Introducing The Last Domino, the moniker of the immensely talented John Orr, a captivating singer-songwriter, multi-instrumentalist and working actor (signed to Zephyr Talent Agency) hailing from the vibrant city of Los Angeles. With his latest record, “Two Thirds Of Our Lives,” Orr establishes a captivating musical experience that grips the listener from the very first note.
Opening the album with a masterful stroke, “One Third: Asleep” sets the stage flawlessly. The track’s pulsating distorted guitar riff, paired with pounding drums and a voice over-like vocal, instantly immerses the audience in an electrifying soundscape. As the song progresses, heavy synths and full electric guitar chords join the mix, escalating the intensity to exhilarating heights.
From this grand entrance, we seamlessly transition into “Wake-Up Call,” an adrenaline-fueled punk-inspired anthem. Angsty vocals intertwine with distorted guitar riffs, propelling the track forward at breakneck speed. The result is an instant rush of musical energy that demands the listener’s full attention.
The grunge-infused “Flylashes” follows suit, showcasing Orr’s mastery of 90s rock influences. The song’s quirky vocal delivery adds a distinct flavor to the mix, further solidifying its homage to the golden era of alternative rock.
With “The Heist,” the album takes a slight detour, offering a more laid-back vibe compared to its predecessors. Catchy synths weave together an infectious melody, leading up to an explosive chorus that leaves an indelible mark on the listener’s memory. It stands as one of the most unforgettable moments on the entire LP.
Acting as a captivating interlude, “One Third: Awake” introduces a drum solo-driven segment that effectively transitions the album into its next phase. Its rhythmic prowess enthralls the listener, guiding them deeper into the musical tapestry that The Last Domino has woven.
“Constellations Below” emerges with a fusion of grunge rock instrumentation and a pop punk-leaning vocal melody.
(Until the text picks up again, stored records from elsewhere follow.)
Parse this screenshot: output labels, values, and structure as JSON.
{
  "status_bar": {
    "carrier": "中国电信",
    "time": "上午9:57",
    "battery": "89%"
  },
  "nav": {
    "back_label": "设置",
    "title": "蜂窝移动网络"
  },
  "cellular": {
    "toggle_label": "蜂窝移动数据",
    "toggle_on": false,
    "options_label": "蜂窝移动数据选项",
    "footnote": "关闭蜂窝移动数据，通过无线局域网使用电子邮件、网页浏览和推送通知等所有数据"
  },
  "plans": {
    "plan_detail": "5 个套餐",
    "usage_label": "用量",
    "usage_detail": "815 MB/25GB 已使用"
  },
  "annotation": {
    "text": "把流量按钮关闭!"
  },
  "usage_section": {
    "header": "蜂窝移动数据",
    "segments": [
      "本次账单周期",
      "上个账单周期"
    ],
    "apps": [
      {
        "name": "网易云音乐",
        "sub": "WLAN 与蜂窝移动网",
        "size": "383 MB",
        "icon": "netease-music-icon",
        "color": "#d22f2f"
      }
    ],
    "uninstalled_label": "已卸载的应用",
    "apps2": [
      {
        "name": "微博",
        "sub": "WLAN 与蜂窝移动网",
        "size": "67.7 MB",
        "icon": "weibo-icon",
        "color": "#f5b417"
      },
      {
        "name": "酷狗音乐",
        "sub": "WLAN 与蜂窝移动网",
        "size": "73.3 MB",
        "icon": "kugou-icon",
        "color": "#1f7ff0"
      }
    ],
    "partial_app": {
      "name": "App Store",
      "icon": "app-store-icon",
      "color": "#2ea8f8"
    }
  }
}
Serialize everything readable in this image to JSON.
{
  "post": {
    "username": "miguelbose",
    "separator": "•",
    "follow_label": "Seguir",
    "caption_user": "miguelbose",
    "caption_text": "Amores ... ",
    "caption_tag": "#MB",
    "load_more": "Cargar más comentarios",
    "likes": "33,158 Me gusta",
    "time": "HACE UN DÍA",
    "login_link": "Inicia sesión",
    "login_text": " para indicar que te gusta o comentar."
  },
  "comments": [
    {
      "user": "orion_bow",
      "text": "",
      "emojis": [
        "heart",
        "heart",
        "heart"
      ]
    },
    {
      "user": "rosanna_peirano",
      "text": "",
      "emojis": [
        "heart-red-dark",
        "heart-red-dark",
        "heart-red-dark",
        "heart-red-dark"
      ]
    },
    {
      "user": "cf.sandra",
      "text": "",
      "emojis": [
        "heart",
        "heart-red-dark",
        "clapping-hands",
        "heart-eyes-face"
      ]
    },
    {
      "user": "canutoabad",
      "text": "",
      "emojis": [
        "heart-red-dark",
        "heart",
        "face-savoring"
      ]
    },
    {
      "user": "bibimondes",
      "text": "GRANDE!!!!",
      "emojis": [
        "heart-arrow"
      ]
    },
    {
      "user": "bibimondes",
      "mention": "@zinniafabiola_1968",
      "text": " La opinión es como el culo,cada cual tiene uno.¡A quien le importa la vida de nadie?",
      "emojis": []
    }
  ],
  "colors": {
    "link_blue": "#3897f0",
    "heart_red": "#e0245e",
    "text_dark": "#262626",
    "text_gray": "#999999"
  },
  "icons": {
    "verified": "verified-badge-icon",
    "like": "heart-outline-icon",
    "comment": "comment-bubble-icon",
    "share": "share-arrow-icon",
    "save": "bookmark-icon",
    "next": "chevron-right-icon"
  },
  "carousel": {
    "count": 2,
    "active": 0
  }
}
The song’s breakneck pace, catchy hooks, and explosive energy collide in a potent blend that leaves no room for rest.
Unveiling yet another facet of his artistry, Orr presents “Paperweight,” a bass-driven track that gracefully oscillates between blues-infused swagger and heavy metal intensity. The artist’s seamless genre transitions exhibit his remarkable versatility and captivate the listener’s imagination.
“Black Jeans, Brown Booze” commands attention from its danceable introduction, leading into a soulful verse that oozes laid-back charm. As the chorus erupts, pounding drums and distorted vocals envelop the track, delivering a satisfying release of sonic power.
“Stop Trying to Hit Me and Hit Me” and “More Christian Than Christian” emerge as two of the heaviest tracks on the record, unveiling a thrillingly darker side of The Last Domino. These potent compositions inject a potent dose of raw intensity into the album’s sonic narrative.
Serving as a momentary respite, “Honest To A Faultline” presents an acoustic-driven gem that delves into the realm of singer-songwriter aesthetics. This intimate piece provides the listener with an opportunity to catch their breath, embracing the vulnerability and introspection that lies at the heart of Orr’s songwriting.
Guiding us through another captivating interlude, “One Third: Alive” serves as a transitional passage before leading us to the grand finale. “The Reds of Our Eyes (Two Thirds of Our Lives)” encompasses the essence of the album, serving as the inspiration behind its title. With a captivating blend of power and finesse, the track leaves an indelible impact on the listener, bringing the album to a stunning conclusion. It’s a grand finale that mirrors the very beginning of the album.